At the southwest corner of Old World Third Street and Juneau Avenue, developer Rick Barrett plans to build The Moderne, a 30-story building that could include a 120-room hotel.

"We think Old World Third (Street) has tremendous opportunity for growth," Carlson said.

The new developments are joining several established bar and restaurants in the Old World Third Street entertainment district, which include Mader’s restaurant, Old German Beer Hall, Have a Nice Day Café, African Hut, Buck Bradley’s, Vecchio Bar and Grille, Lucille’s Rockin’ Pianos and Buckhead Saloon.

The street’s proximity to the Bradley Center is also a plus, Carlson said.
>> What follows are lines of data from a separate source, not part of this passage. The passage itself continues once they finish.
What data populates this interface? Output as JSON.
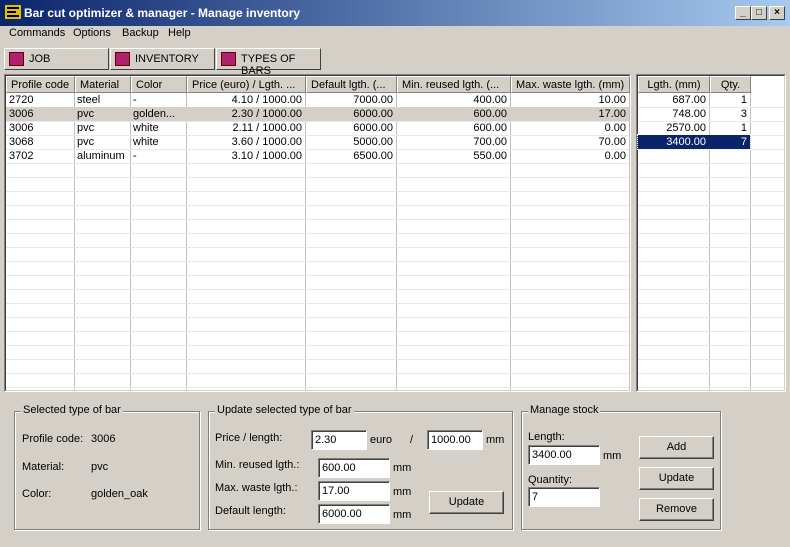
{
  "window": {
    "title": "Bar cut optimizer & manager - Manage inventory"
  },
  "menu": [
    "Commands",
    "Options",
    "Backup",
    "Help"
  ],
  "tabs": [
    {
      "label": "JOB",
      "icon": "hand-icon"
    },
    {
      "label": "INVENTORY",
      "icon": "document-icon"
    },
    {
      "label": "TYPES OF BARS",
      "icon": "bars-icon"
    }
  ],
  "types_table": {
    "headers": [
      "Profile code",
      "Material",
      "Color",
      "Price (euro) / Lgth. ...",
      "Default lgth. (...",
      "Min. reused lgth. (...",
      "Max. waste lgth. (mm)"
    ],
    "rows": [
      [
        "2720",
        "steel",
        "-",
        "4.10 / 1000.00",
        "7000.00",
        "400.00",
        "10.00"
      ],
      [
        "3006",
        "pvc",
        "golden...",
        "2.30 / 1000.00",
        "6000.00",
        "600.00",
        "17.00"
      ],
      [
        "3006",
        "pvc",
        "white",
        "2.11 / 1000.00",
        "6000.00",
        "600.00",
        "0.00"
      ],
      [
        "3068",
        "pvc",
        "white",
        "3.60 / 1000.00",
        "5000.00",
        "700.00",
        "70.00"
      ],
      [
        "3702",
        "aluminum",
        "-",
        "3.10 / 1000.00",
        "6500.00",
        "550.00",
        "0.00"
      ]
    ],
    "selected_row": 1
  },
  "stock_table": {
    "headers": [
      "Lgth. (mm)",
      "Qty."
    ],
    "rows": [
      [
        "687.00",
        "1"
      ],
      [
        "748.00",
        "3"
      ],
      [
        "2570.00",
        "1"
      ],
      [
        "3400.00",
        "7"
      ]
    ],
    "selected_row": 3
  },
  "selected_type": {
    "group_title": "Selected type of bar",
    "profile_label": "Profile code:",
    "profile_value": "3006",
    "material_label": "Material:",
    "material_value": "pvc",
    "color_label": "Color:",
    "color_value": "golden_oak"
  },
  "update_type": {
    "group_title": "Update selected type of bar",
    "price_label": "Price / length:",
    "price_value": "2.30",
    "price_unit": "euro",
    "slash": "/",
    "length_value": "1000.00",
    "length_unit": "mm",
    "min_label": "Min. reused lgth.:",
    "min_value": "600.00",
    "min_unit": "mm",
    "waste_label": "Max. waste lgth.:",
    "waste_value": "17.00",
    "waste_unit": "mm",
    "default_label": "Default length:",
    "default_value": "6000.00",
    "default_unit": "mm",
    "update_button": "Update"
  },
  "manage_stock": {
    "group_title": "Manage stock",
    "length_label": "Length:",
    "length_value": "3400.00",
    "length_unit": "mm",
    "qty_label": "Quantity:",
    "qty_value": "7",
    "add_button": "Add",
    "update_button": "Update",
    "remove_button": "Remove"
  },
  "colors": {
    "selection": "#0a246a",
    "row_highlight": "#d4d0c8",
    "tab_icon": "#b0216e"
  }
}
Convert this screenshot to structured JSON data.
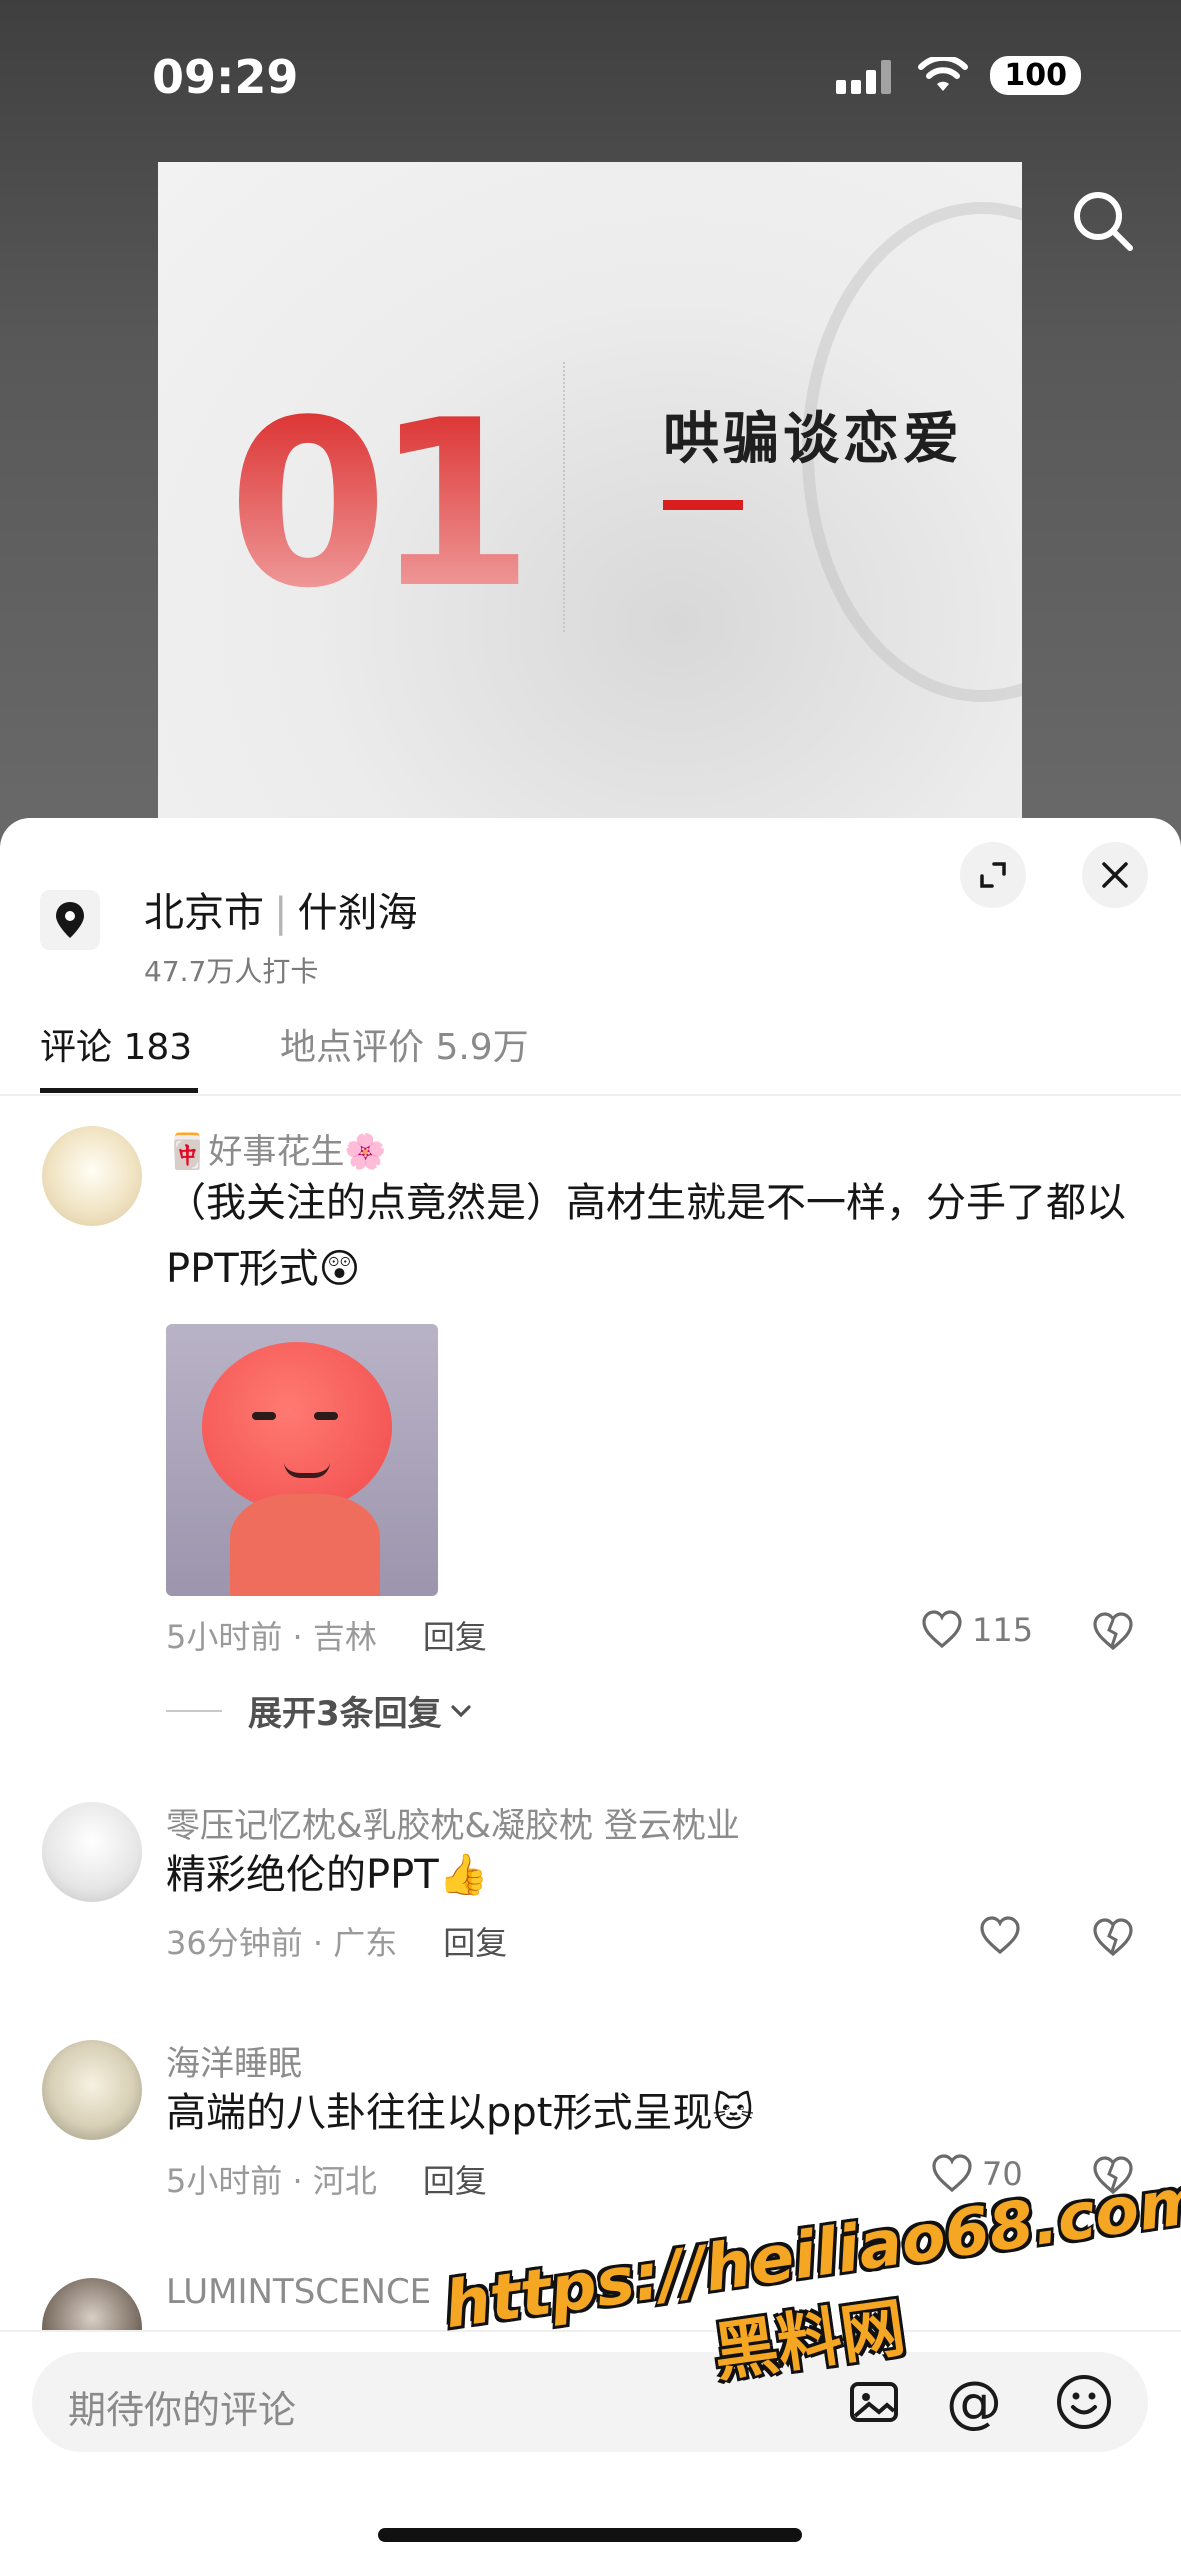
{
  "status_bar": {
    "time": "09:29",
    "battery": "100"
  },
  "slide": {
    "number": "01",
    "title": "哄骗谈恋爱"
  },
  "location": {
    "city": "北京市",
    "place": "什刹海",
    "checkins": "47.7万人打卡"
  },
  "tabs": [
    {
      "label": "评论 183",
      "active": true
    },
    {
      "label": "地点评价 5.9万",
      "active": false
    }
  ],
  "comments": [
    {
      "user": "🀄好事花生🌸 ",
      "text": "（我关注的点竟然是）高材生就是不一样，分手了都以PPT形式😲",
      "meta": "5小时前 · 吉林",
      "reply": "回复",
      "likes": "115",
      "expand": "展开3条回复"
    },
    {
      "user": "零压记忆枕&乳胶枕&凝胶枕  登云枕业",
      "text": "精彩绝伦的PPT👍",
      "meta": "36分钟前 · 广东",
      "reply": "回复",
      "likes": ""
    },
    {
      "user": "海洋睡眠",
      "text": "高端的八卦往往以ppt形式呈现🐱",
      "meta": "5小时前 · 河北",
      "reply": "回复",
      "likes": "70"
    },
    {
      "user": "LUMINTSCENCE"
    }
  ],
  "input": {
    "placeholder": "期待你的评论",
    "at_symbol": "@"
  },
  "watermark": {
    "url": "https://heiliao68.com",
    "name": "黑料网"
  },
  "colors": {
    "accent_red": "#d81e1e",
    "watermark": "#f5a623"
  },
  "icons": [
    "search-icon",
    "location-pin-icon",
    "collapse-icon",
    "close-icon",
    "heart-icon",
    "broken-heart-icon",
    "chevron-down-icon",
    "image-icon",
    "emoji-icon",
    "signal-icon",
    "wifi-icon"
  ]
}
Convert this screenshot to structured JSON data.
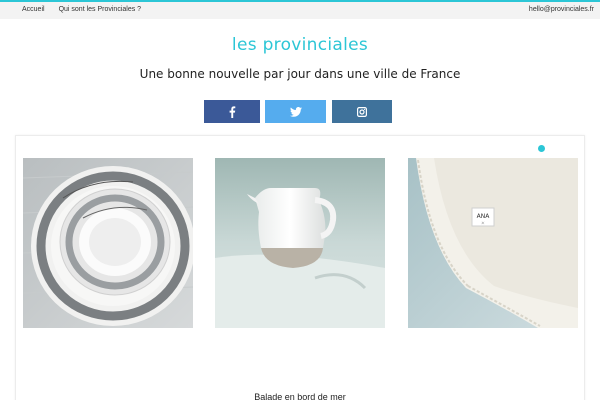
{
  "topbar": {
    "nav": [
      "Accueil",
      "Qui sont les Provinciales ?"
    ],
    "email": "hello@provinciales.fr"
  },
  "site": {
    "title": "les provinciales",
    "tagline": "Une bonne nouvelle par jour dans une ville de France"
  },
  "social": [
    {
      "network": "facebook",
      "icon": "facebook-icon",
      "color": "#3b5998"
    },
    {
      "network": "twitter",
      "icon": "twitter-icon",
      "color": "#55acee"
    },
    {
      "network": "instagram",
      "icon": "instagram-icon",
      "color": "#3f729b"
    }
  ],
  "colors": {
    "accent": "#2cc6d6"
  },
  "gallery": {
    "images": [
      {
        "alt": "plates-amour-photo"
      },
      {
        "alt": "white-jug-photo"
      },
      {
        "alt": "linen-napkin-photo"
      }
    ],
    "caption": "Balade en bord de mer"
  }
}
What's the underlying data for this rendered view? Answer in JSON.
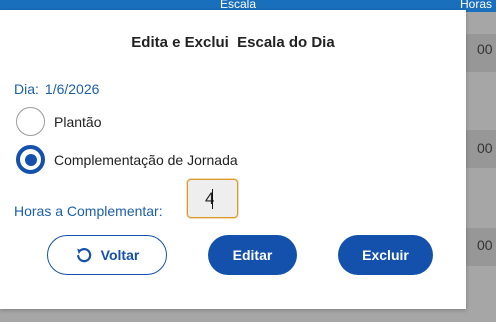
{
  "background": {
    "columns": [
      "Escala",
      "Horas"
    ],
    "row_fragments": [
      "00",
      "00",
      "00"
    ]
  },
  "dialog": {
    "title": "Edita e Exclui  Escala do Dia",
    "date_label": "Dia:",
    "date_value": "1/6/2026",
    "options": [
      {
        "label": "Plantão",
        "selected": false
      },
      {
        "label": "Complementação de Jornada",
        "selected": true
      }
    ],
    "hours_label": "Horas a Complementar:",
    "hours_value": "4",
    "buttons": {
      "back": "Voltar",
      "edit": "Editar",
      "delete": "Excluir"
    },
    "icons": {
      "back": "undo-arrow-icon"
    },
    "colors": {
      "primary": "#1351ad",
      "label_blue": "#1b5fab",
      "input_focus": "#d99a2b"
    }
  }
}
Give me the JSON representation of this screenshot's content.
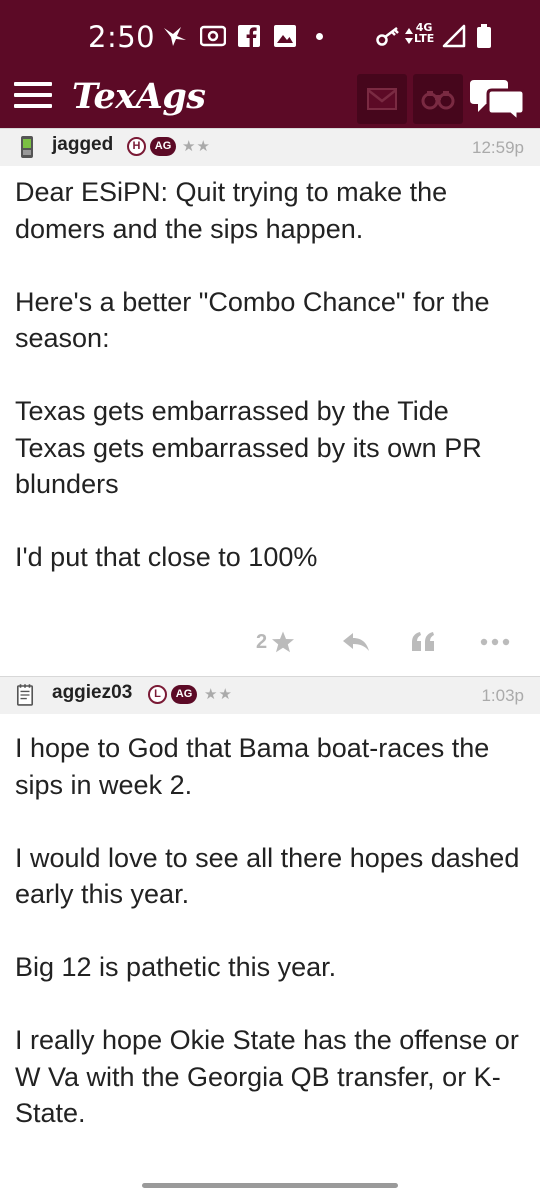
{
  "status_bar": {
    "time": "2:50",
    "network_label_top": "4G",
    "network_label_bottom": "LTE",
    "icons": [
      "bird-app-icon",
      "radio-icon",
      "facebook-icon",
      "image-icon",
      "key-icon",
      "data-arrows-icon",
      "signal-icon",
      "battery-icon"
    ]
  },
  "app_bar": {
    "logo": "TexAgs",
    "icons": [
      "menu-icon",
      "mail-icon",
      "binoculars-icon",
      "forum-icon"
    ],
    "colors": {
      "primary": "#5c0a26",
      "button_bg": "#46061c"
    }
  },
  "posts": [
    {
      "username": "jagged",
      "badge_letter": "H",
      "badge_tag": "AG",
      "stars": "★★",
      "time": "12:59p",
      "device_icon": "phone-icon",
      "paragraphs": [
        "Dear ESiPN: Quit trying to make the domers and the sips happen.",
        "Here's a better \"Combo Chance\" for the season:",
        "Texas gets embarrassed by the Tide\nTexas gets embarrassed by its own PR blunders",
        "I'd put that close to 100%"
      ],
      "rating_count": "2"
    },
    {
      "username": "aggiez03",
      "badge_letter": "L",
      "badge_tag": "AG",
      "stars": "★★",
      "time": "1:03p",
      "device_icon": "notepad-icon",
      "paragraphs": [
        "I hope to God that Bama boat-races the sips in week 2.",
        "I would love to see all there hopes dashed early this year.",
        "Big 12 is pathetic this year.",
        "I really hope Okie State has the offense or W Va with the Georgia QB transfer, or K-State."
      ]
    }
  ]
}
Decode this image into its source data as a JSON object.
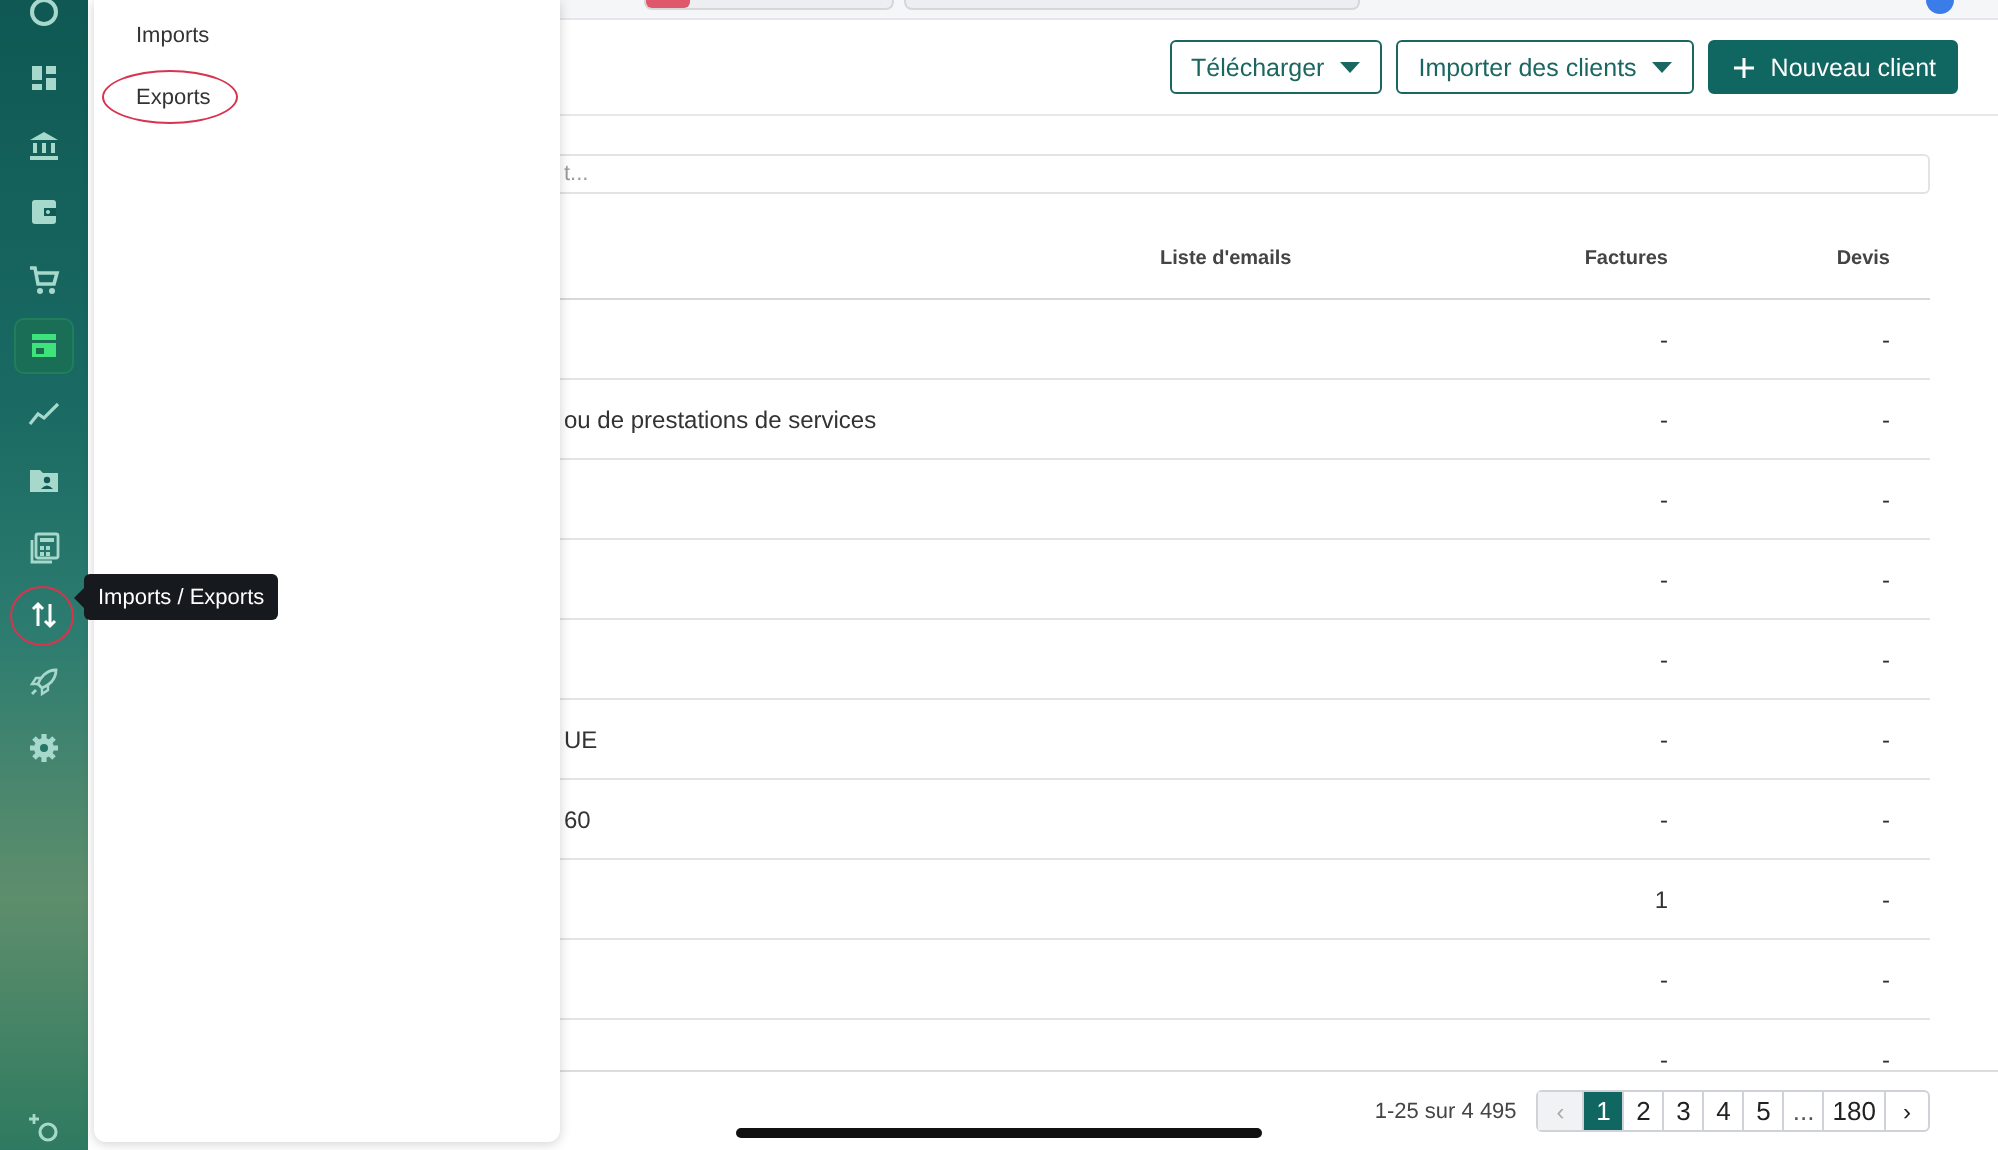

The Bradley Center also is working to attract more development to the neighborhood. In December, ending approximately a yearlong search, the Bradley Center announced that it has selected Indianapolis-based Lauth Property Group as its partner to help develop the vacant land around the downtown Milwaukee sports and entertainment facility. The Bradley Center, located at 1001 N. Fourth St., owns about six acres of developable land to the north and has some vacant land adjacent to the building at the corner of North Sixth and State streets. Larry Evinger, first vice president of retail development for Lauth and a former resident of the Milwaukee area, said the development team envisions a mix of retail and restaurant businesses that will make the Bradley Center more of a year-round destination.